Ahoy there! NASA astronaut Jeff Williams and Russia's Maxim Suraev landed in blustery Kazakhstan this morning, wrapping up a six-month stay aboard the International Space Station. Winds were so high, the crew's Soyuz capsule tipped over on its side at touchdown.
"We're standing out here in blizzard-like conditions," NASA spokesman Josh Byerly, at the landing site in Kazakhstan, said via a NASA broadcast of the 7:24 a.m. EDT landing. "The Russian ground teams are moving fairly quickly through the procedures. They've already moved Jeff and Max to the medical tent."
The crew appeared in good health, though winds dragged their Soyuz capsule 20 to 30 feet after touchdown, Byerly said. The snow was three- to four feet deep.

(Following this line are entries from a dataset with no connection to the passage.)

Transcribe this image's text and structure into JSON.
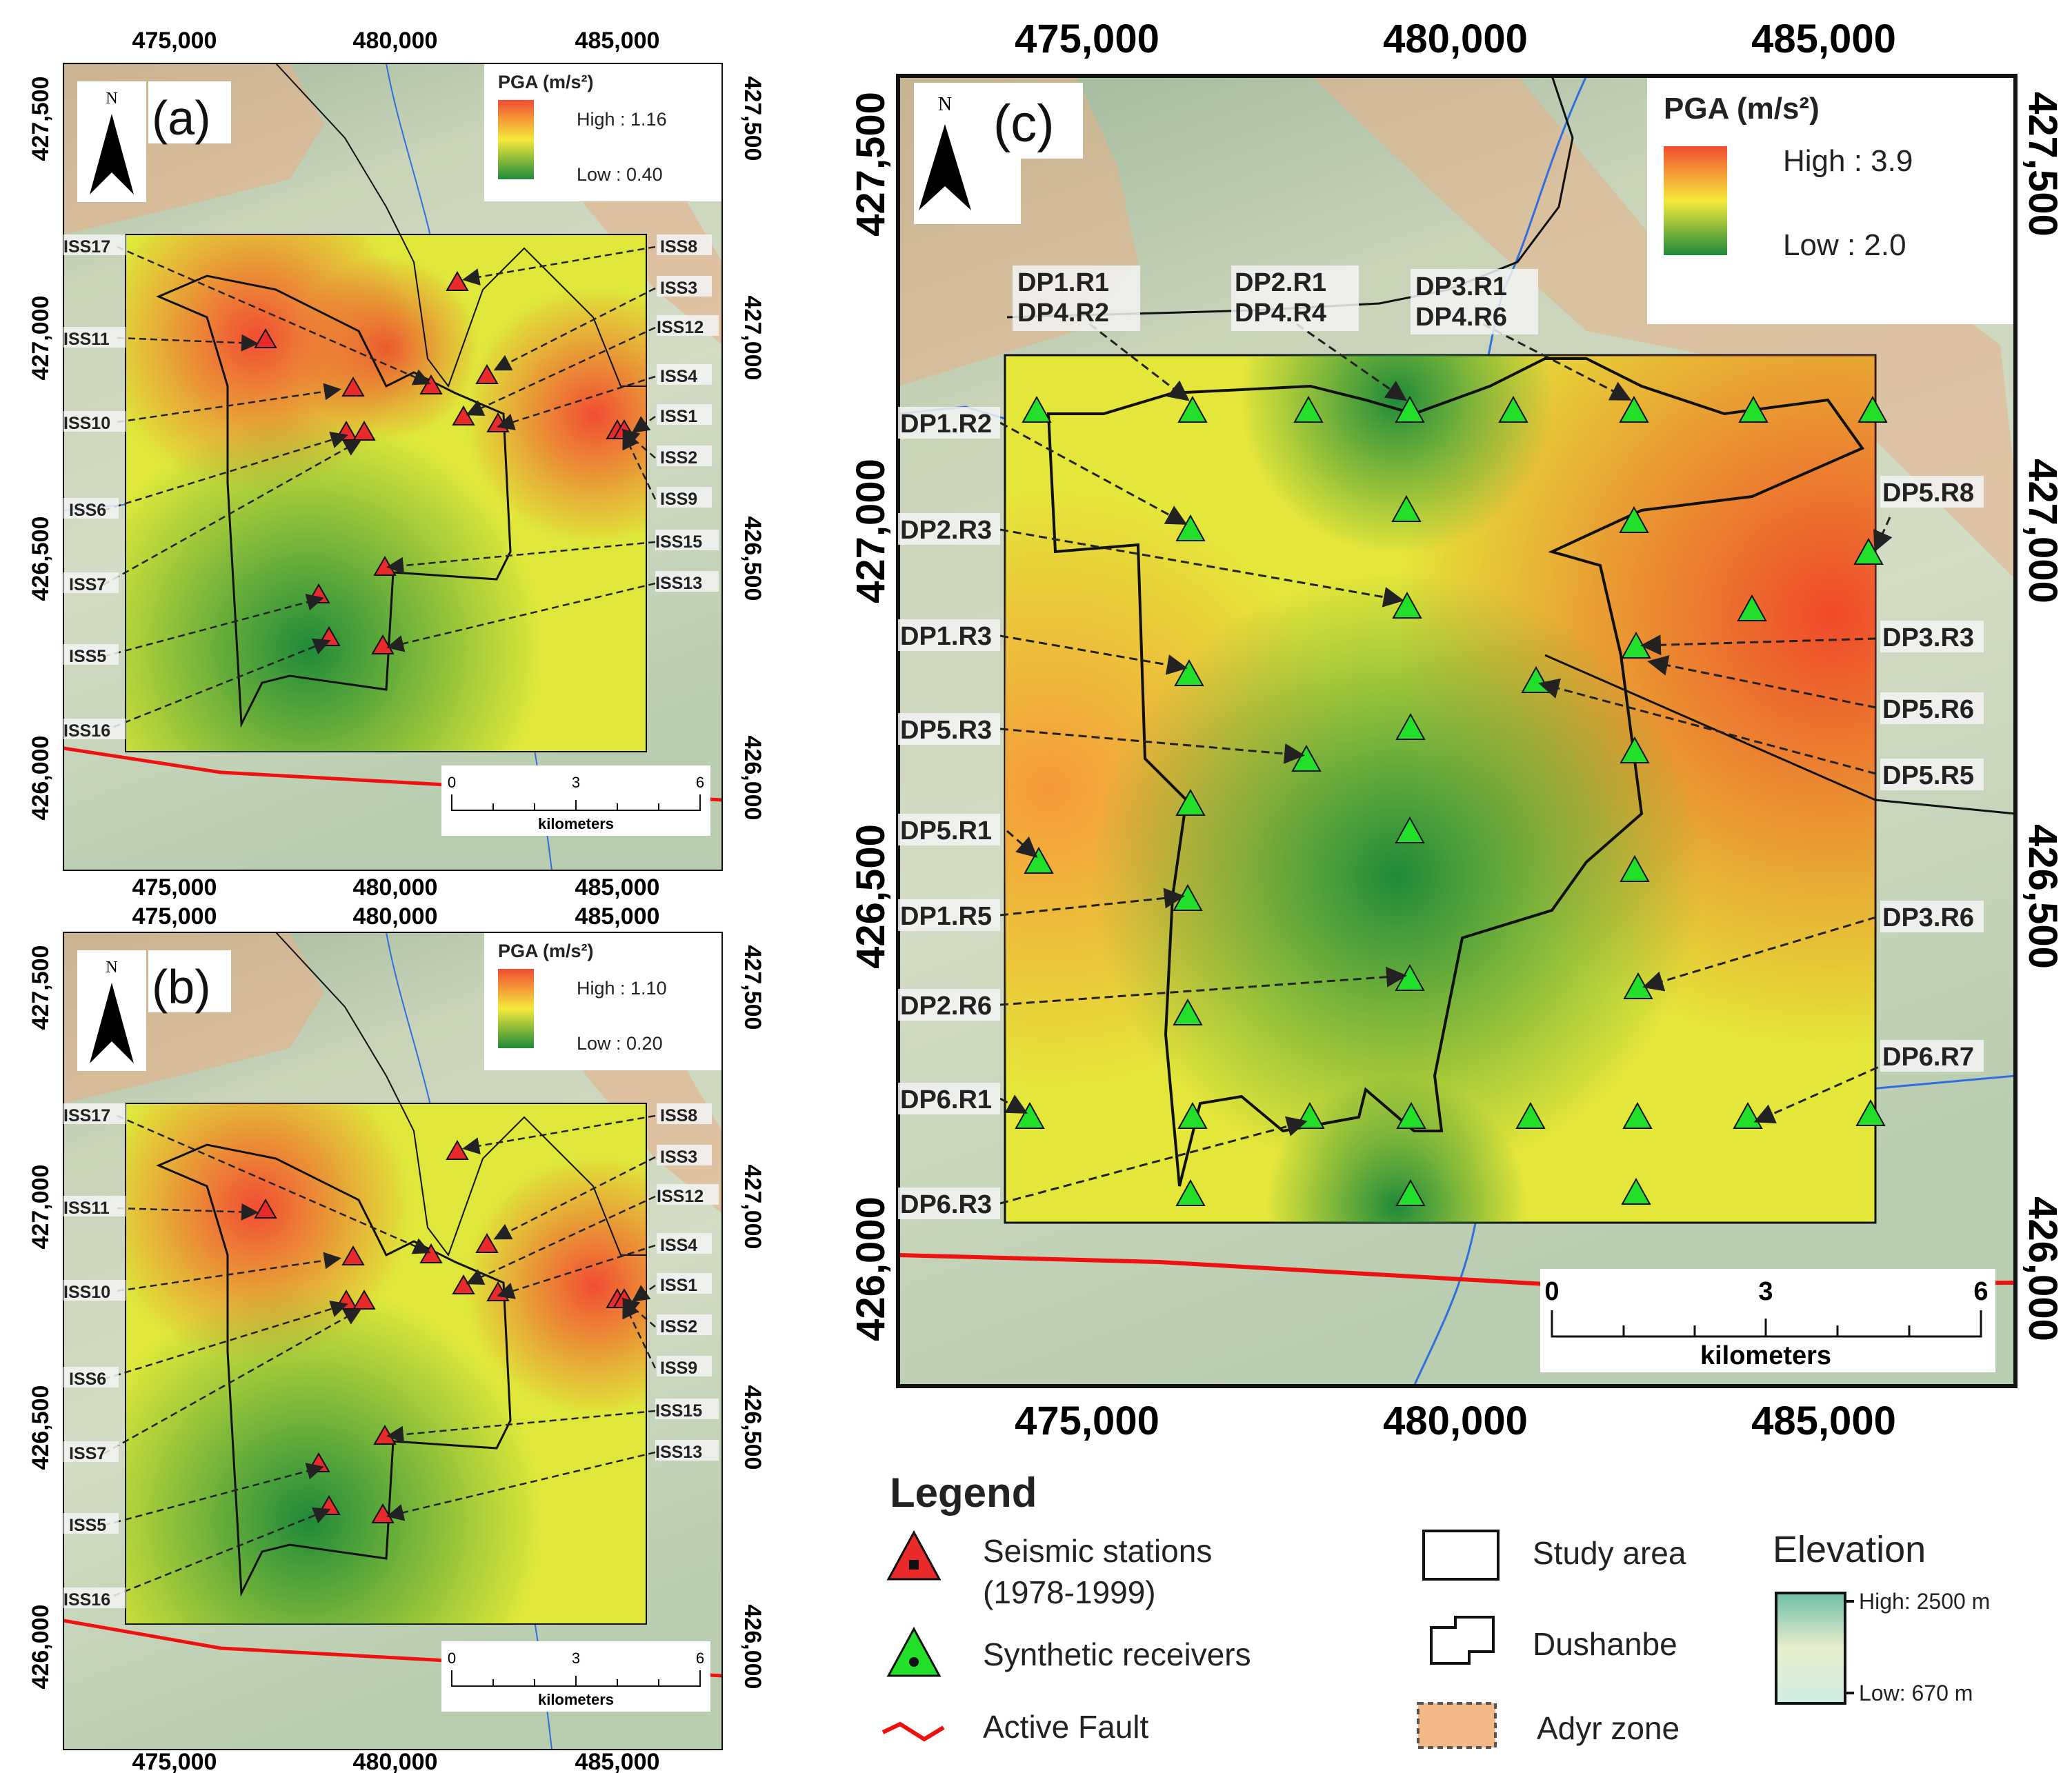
{
  "colors": {
    "pga_high": "#f24d33",
    "pga_mid": "#f5ea3a",
    "pga_low": "#1f8a3a",
    "station_fill": "#e82a2a",
    "receiver_fill": "#22e02a",
    "fault": "#ee1111",
    "river": "#2f6fe0",
    "adyr": "#e8b08a",
    "terrain": "#c9d6bd"
  },
  "icons": {
    "north_arrow": "north-arrow-icon",
    "station": "red-triangle-icon",
    "receiver": "green-triangle-icon",
    "fault": "red-line-icon"
  },
  "panels": [
    {
      "id": "a",
      "panel_label": "(a)",
      "north_label": "N",
      "x_ticks": [
        "475,000",
        "480,000",
        "485,000"
      ],
      "y_ticks": [
        "427,500",
        "427,000",
        "426,500",
        "426,000"
      ],
      "pga_legend": {
        "title": "PGA (m/s²)",
        "high": "High : 1.16",
        "low": "Low : 0.40"
      },
      "scale_bar": {
        "ticks": [
          "0",
          "3",
          "6"
        ],
        "unit": "kilometers"
      },
      "left_labels": [
        "ISS17",
        "ISS11",
        "ISS10",
        "ISS6",
        "ISS7",
        "ISS5",
        "ISS16"
      ],
      "right_labels": [
        "ISS8",
        "ISS3",
        "ISS12",
        "ISS4",
        "ISS1",
        "ISS2",
        "ISS9",
        "ISS15",
        "ISS13"
      ]
    },
    {
      "id": "b",
      "panel_label": "(b)",
      "north_label": "N",
      "x_ticks": [
        "475,000",
        "480,000",
        "485,000"
      ],
      "y_ticks": [
        "427,500",
        "427,000",
        "426,500",
        "426,000"
      ],
      "pga_legend": {
        "title": "PGA (m/s²)",
        "high": "High : 1.10",
        "low": "Low : 0.20"
      },
      "scale_bar": {
        "ticks": [
          "0",
          "3",
          "6"
        ],
        "unit": "kilometers"
      },
      "left_labels": [
        "ISS17",
        "ISS11",
        "ISS10",
        "ISS6",
        "ISS7",
        "ISS5",
        "ISS16"
      ],
      "right_labels": [
        "ISS8",
        "ISS3",
        "ISS12",
        "ISS4",
        "ISS1",
        "ISS2",
        "ISS9",
        "ISS15",
        "ISS13"
      ]
    }
  ],
  "panel_c": {
    "panel_label": "(c)",
    "north_label": "N",
    "x_ticks": [
      "475,000",
      "480,000",
      "485,000"
    ],
    "y_ticks": [
      "427,500",
      "427,000",
      "426,500",
      "426,000"
    ],
    "pga_legend": {
      "title": "PGA (m/s²)",
      "high": "High : 3.9",
      "low": "Low : 2.0"
    },
    "scale_bar": {
      "ticks": [
        "0",
        "3",
        "6"
      ],
      "unit": "kilometers"
    },
    "top_labels": [
      {
        "l1": "DP1.R1",
        "l2": "DP4.R2"
      },
      {
        "l1": "DP2.R1",
        "l2": "DP4.R4"
      },
      {
        "l1": "DP3.R1",
        "l2": "DP4.R6"
      }
    ],
    "left_labels": [
      "DP1.R2",
      "DP2.R3",
      "DP1.R3",
      "DP5.R3",
      "DP5.R1",
      "DP1.R5",
      "DP2.R6",
      "DP6.R1",
      "DP6.R3"
    ],
    "right_labels": [
      "DP5.R8",
      "DP3.R3",
      "DP5.R6",
      "DP5.R5",
      "DP3.R6",
      "DP6.R7"
    ]
  },
  "legend": {
    "title": "Legend",
    "stations_l1": "Seismic stations",
    "stations_l2": "(1978-1999)",
    "receivers": "Synthetic receivers",
    "fault": "Active Fault",
    "study_area": "Study area",
    "dushanbe": "Dushanbe",
    "adyr": "Adyr zone",
    "elevation_title": "Elevation",
    "elev_high": "High: 2500 m",
    "elev_low": "Low: 670 m"
  }
}
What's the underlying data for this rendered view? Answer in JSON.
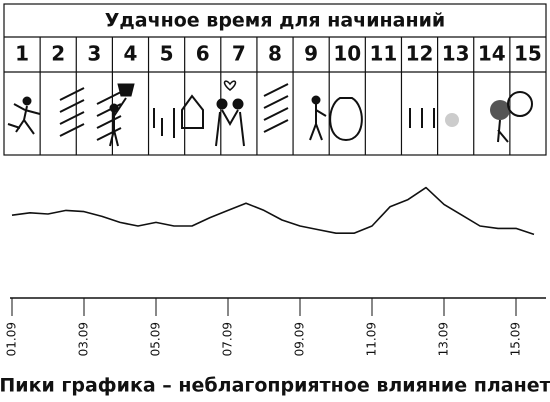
{
  "header": {
    "title": "Удачное время для начинаний"
  },
  "table": {
    "days": [
      "1",
      "2",
      "3",
      "4",
      "5",
      "6",
      "7",
      "8",
      "9",
      "10",
      "11",
      "12",
      "13",
      "14",
      "15"
    ]
  },
  "chart_data": {
    "type": "line",
    "caption": "Пики графика – неблагоприятное влияние планет",
    "categories": [
      "01.09",
      null,
      null,
      null,
      "03.09",
      null,
      null,
      null,
      "05.09",
      null,
      null,
      null,
      "07.09",
      null,
      null,
      null,
      "09.09",
      null,
      null,
      null,
      "11.09",
      null,
      null,
      null,
      "13.09",
      null,
      null,
      null,
      "15.09",
      null
    ],
    "values": [
      69,
      71,
      70,
      73,
      72,
      68,
      63,
      60,
      63,
      60,
      60,
      67,
      73,
      79,
      73,
      65,
      60,
      57,
      54,
      54,
      60,
      76,
      82,
      92,
      78,
      69,
      60,
      58,
      58,
      53
    ],
    "color": "#111111",
    "ylim": [
      0,
      100
    ]
  }
}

Three crew members remain aboard the international outpost, a project of 16 countries that is scheduled to be finished this year after more than a decade of construction. Cosmonaut Oleg Kotov, who is now in command of the station, Japan's Soichi Noguchi and NASA's Timothy Creamer will keep things running until a Soyuz capsule with three more crewmembers arrive on April 4. Alexander Skvortsov, Mikhail Kornienko and Tracy Caldwell Dyson won't have too much time to get settled -- seven visitors aboard the space shuttle Discovery are due to arrive on April 7.